Sejumlah sumber menyebutkan, oknum ASN atau P3K tersebut diduga “bergentayangan seperti siluman”, mendatangi sejumlah instansi dan pihak terkait dengan mengatasnamakan profesi jurnalistik.
Praktik ini dinilai mencederai marwah pers serta menimbulkan persepsi negatif terhadap insan media yang bekerja secara profesional dan berpegang pada kode etik.
Publik pun mendesak Walikota Langsa agar segera mengambil langkah tegas dan bijak guna memastikan fenomena serupa tidak terus berulang. Masyarakat menilai, rangkap profesi ASN atau P3K sebagai wartawan berpotensi menimbulkan konflik kepentingan serta mengganggu netralitas dan profesionalitas aparatur negara.

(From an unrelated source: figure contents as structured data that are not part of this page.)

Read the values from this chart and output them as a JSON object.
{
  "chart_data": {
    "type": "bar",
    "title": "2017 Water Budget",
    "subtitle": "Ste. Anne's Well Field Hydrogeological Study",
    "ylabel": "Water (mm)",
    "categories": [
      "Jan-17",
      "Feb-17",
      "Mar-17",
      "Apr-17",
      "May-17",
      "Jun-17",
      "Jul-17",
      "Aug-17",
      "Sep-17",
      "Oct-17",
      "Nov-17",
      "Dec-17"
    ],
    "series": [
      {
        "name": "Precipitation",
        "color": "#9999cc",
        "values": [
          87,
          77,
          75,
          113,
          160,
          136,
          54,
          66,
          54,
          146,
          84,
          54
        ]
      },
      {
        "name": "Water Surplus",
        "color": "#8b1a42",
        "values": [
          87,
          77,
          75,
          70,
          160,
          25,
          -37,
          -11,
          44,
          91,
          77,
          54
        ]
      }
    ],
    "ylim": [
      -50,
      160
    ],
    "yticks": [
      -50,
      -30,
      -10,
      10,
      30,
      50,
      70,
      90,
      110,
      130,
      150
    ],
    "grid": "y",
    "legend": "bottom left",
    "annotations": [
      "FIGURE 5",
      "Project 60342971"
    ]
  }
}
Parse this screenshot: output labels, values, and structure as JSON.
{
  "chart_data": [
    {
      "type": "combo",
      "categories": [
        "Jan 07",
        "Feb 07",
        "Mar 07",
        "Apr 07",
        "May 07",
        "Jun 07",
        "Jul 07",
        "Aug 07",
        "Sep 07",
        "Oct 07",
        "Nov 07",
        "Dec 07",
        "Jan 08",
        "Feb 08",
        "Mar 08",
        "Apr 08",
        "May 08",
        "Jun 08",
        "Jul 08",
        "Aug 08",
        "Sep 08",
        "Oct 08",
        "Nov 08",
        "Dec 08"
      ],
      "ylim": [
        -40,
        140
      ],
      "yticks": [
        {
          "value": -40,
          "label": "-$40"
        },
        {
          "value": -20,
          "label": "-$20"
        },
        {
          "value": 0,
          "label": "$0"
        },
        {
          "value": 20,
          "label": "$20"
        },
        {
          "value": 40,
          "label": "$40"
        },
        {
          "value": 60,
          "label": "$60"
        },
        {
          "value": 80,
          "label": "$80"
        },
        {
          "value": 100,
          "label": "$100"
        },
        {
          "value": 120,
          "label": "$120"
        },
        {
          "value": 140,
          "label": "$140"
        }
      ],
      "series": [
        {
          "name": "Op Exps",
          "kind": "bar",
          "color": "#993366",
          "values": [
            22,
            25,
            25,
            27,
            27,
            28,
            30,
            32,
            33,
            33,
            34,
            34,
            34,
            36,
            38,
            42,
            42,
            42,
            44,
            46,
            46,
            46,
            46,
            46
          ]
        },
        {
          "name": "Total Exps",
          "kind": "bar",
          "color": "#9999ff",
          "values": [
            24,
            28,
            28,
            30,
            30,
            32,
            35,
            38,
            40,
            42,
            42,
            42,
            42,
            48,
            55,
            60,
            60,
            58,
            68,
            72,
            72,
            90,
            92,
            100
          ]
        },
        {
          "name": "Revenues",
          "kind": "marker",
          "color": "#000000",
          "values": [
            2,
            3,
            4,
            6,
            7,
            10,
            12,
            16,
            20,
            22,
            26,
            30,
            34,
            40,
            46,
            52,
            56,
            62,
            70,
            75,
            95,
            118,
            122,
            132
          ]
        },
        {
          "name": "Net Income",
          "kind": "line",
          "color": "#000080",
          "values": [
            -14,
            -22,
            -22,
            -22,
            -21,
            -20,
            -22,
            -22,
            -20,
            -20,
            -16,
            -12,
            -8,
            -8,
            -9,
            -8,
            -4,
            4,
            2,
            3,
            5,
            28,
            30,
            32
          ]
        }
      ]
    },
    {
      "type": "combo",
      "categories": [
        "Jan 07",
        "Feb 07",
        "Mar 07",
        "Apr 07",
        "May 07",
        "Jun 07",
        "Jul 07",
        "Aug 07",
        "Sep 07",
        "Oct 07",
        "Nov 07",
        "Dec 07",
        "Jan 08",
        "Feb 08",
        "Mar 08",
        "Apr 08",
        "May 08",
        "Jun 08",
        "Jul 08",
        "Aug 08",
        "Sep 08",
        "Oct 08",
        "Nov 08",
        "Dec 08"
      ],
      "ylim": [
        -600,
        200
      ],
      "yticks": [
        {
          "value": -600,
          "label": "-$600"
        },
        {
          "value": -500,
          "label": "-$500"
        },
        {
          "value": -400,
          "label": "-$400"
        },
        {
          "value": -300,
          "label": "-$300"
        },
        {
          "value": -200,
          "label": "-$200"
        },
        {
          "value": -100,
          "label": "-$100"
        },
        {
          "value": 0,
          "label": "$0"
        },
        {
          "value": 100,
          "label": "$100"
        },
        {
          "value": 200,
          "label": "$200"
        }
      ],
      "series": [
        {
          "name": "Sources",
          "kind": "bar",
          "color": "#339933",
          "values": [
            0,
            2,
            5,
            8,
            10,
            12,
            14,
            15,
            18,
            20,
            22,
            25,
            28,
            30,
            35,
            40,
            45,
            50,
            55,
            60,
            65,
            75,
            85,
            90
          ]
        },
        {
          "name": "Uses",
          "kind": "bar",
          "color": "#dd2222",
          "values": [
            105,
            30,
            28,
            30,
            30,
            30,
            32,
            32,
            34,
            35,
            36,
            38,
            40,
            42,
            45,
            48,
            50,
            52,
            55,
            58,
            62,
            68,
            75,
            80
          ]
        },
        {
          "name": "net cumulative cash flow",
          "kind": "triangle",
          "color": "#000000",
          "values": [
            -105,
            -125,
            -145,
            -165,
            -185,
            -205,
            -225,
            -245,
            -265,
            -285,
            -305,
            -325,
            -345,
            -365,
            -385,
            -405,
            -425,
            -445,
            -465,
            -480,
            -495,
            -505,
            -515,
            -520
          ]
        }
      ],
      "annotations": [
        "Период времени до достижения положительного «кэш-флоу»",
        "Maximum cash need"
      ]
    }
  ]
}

Secara regulatif, ketentuan disiplin ASN telah diatur dalam Peraturan Pemerintah Nomor 94 Tahun 2021 tentang Disiplin Pegawai Negeri Sipil yang menggantikan Peraturan Pemerintah Nomor 53 Tahun 2010. Dalam aturan tersebut ditegaskan kewajiban ASN menjaga integritas, loyalitas, serta menghindari konflik kepentingan dalam pelaksanaan tugasnya.
Sebelumnya, dalam PP 53 Tahun 2010 Pasal 4 huruf (m) disebutkan bahwa PNS dilarang melakukan kegiatan yang dapat menimbulkan kesan sebagai wartawan atau penyiar. Selain itu, Surat Edaran Menteri PANRB Nomor 01 Tahun 2013 secara tegas melarang PNS menjadi wartawan atau memiliki kartu pers pada media umum. Larangan tersebut bertujuan menjaga independensi birokrasi serta mencegah penyalahgunaan atribut pers untuk kepentingan pribadi.
Pengamat kebijakan publik di Langsa menilai, apabila dugaan tersebut terbukti, maka oknum ASN atau P3K yang bersangkutan dapat dikenakan sanksi disiplin sesuai tingkat pelanggaran, mulai dari teguran hingga sanksi berat sebagaimana diatur dalam PP 94 Tahun 2021. Penegakan aturan yang konsisten dinilai penting untuk menjaga wibawa pemerintahan daerah sekaligus memulihkan kepercayaan publik.
Di sisi lain, kalangan jurnalis profesional juga menyatakan keberatan atas praktik tersebut. Profesi wartawan diikat oleh Undang-Undang Pers, kode etik jurnalistik, serta mekanisme perusahaan pers yang jelas. Penyalahgunaan kartu pers oleh pihak yang tidak berkompeten berpotensi merusak fungsi kontrol sosial yang selama ini dijalankan pers secara independen.
Masyarakat kini menunggu ketegasan sikap Walikota Langsa dalam menyikapi persoalan ini. Transparansi dan penindakan yang terukur dinilai menjadi kunci agar citra ASN tetap terjaga, serta profesi jurnalistik tidak terus-menerus tercoreng oleh ulah segelintir oknum.
Hingga berita ini diterbitkan, pihak terkait di lingkungan Pemerintah Kota Langsa belum memberikan keterangan resmi.